Here’s proof that Stout didn’t always imply a dark beer. An example of the pale malt analogue of Brown Stout.

It’s a type of beer which must have died out early in the 19th century as this is the only example I have. I’ve no idea why it disappeared but it may be connected with Porter brewers moving to brewing only dark beers.

The grist couldn’t be simpler: 100% Hertfordshire pale malt. There’s really nothing more to say.

As with the brown malt version, there were three separate mashes at quite different temperatures. The second mash was particularly cool, followed by a third really hot mash.

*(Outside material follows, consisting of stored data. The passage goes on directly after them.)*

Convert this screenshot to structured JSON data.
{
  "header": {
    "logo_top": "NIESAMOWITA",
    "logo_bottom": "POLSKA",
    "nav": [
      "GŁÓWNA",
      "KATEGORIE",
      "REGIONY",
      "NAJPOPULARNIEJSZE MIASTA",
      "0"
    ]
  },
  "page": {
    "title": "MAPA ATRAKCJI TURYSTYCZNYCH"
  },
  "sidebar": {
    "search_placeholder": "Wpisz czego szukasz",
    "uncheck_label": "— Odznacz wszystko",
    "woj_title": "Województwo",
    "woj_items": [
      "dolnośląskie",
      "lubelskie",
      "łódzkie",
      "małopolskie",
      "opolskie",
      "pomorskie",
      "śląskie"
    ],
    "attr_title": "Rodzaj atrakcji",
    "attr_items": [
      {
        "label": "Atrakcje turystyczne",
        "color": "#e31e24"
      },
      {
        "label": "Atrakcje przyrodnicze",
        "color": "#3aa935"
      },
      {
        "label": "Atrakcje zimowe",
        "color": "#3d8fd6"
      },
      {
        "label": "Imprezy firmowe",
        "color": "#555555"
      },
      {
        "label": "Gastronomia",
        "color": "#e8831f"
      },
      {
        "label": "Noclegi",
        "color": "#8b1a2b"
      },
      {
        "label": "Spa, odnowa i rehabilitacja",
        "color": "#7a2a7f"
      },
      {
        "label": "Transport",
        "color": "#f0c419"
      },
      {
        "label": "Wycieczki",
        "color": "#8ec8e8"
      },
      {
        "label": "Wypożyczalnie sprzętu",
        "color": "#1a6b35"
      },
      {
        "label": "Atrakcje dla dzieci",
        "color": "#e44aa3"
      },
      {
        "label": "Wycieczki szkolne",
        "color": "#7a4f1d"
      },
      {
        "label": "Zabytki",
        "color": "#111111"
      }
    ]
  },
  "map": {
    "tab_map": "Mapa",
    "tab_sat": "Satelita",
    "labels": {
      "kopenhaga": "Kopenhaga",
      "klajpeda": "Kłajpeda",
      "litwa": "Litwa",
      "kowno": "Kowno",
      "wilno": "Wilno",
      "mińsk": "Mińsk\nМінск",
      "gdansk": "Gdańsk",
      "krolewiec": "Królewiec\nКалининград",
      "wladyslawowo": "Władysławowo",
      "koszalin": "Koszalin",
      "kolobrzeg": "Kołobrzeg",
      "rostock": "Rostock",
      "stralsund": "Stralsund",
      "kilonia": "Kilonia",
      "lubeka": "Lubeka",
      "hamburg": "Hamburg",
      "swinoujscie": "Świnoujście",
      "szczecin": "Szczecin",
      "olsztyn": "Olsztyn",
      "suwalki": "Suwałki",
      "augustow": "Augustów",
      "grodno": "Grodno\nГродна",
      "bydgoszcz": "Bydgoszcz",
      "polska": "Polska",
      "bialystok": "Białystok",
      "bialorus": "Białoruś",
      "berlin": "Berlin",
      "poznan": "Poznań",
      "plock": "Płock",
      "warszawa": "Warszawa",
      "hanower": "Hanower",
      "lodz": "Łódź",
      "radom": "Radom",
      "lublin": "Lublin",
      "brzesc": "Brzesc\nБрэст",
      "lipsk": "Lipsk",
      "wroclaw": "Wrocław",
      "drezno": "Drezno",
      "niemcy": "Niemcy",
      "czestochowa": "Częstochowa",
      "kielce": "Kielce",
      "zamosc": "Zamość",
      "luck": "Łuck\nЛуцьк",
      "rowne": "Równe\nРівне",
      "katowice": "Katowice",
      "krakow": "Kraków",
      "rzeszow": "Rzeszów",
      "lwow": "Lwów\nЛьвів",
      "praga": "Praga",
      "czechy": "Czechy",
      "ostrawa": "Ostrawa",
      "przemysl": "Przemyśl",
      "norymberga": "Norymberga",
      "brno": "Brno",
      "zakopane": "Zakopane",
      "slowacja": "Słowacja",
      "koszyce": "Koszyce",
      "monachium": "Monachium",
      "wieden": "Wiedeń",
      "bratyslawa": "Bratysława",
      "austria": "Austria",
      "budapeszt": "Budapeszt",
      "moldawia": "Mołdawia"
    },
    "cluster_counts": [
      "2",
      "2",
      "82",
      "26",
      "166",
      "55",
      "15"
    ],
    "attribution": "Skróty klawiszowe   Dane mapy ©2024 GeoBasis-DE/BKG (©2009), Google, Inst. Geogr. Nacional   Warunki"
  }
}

Mash number barrels strike heat tap heat
1 188 181º F 152º F
2 110 126º F 136º F
3 141 206º F 165º F

Only one type of hops was used, East Kent from the 1803 harvest. Making this a SMASH beer. I’ve reduced the quantities to take account of the age of the hops.

My guess is that some ageing took place, probably 6 to 12 months. 

1805 Barclay Perkins Pale Stout
pale malt 2 row 18.25 100.00%
Goldings 90 min 3.75 oz
Goldings 30 min 3.75 oz
Goldings dry hops 1.00 oz
OG 1079
FG 1024
ABV 7.28
Apparent attenuation 69.62%
IBU 80
Mash at 155º F
Sparge at 180º F
Boil time 90 minutes
pitching temp 61º F
Yeast Wyeast 1099 Whitbread Ale


Anonymous said...

Was there a major difference between pale stouts and ales in the KK - KKKK range in that era? I looked through a few recipes here and they seem to be in the same general ballpark but I realize there may be details that may have escaped me.

Christoph Riedel said...

Did they really dry-hop with hops that were two years old? I always thought dry-hopping and late addition would definitely require fresher hops. Or wass that only in mild ales?

Ron Pattinson said...

Christoph Riedel,

I should have said kettle hops. I've no idea what hops were used for the dry hopping.

Ron Pattinson said...


the first K Ales from Porter brewers didn't appear until a couple of decades later.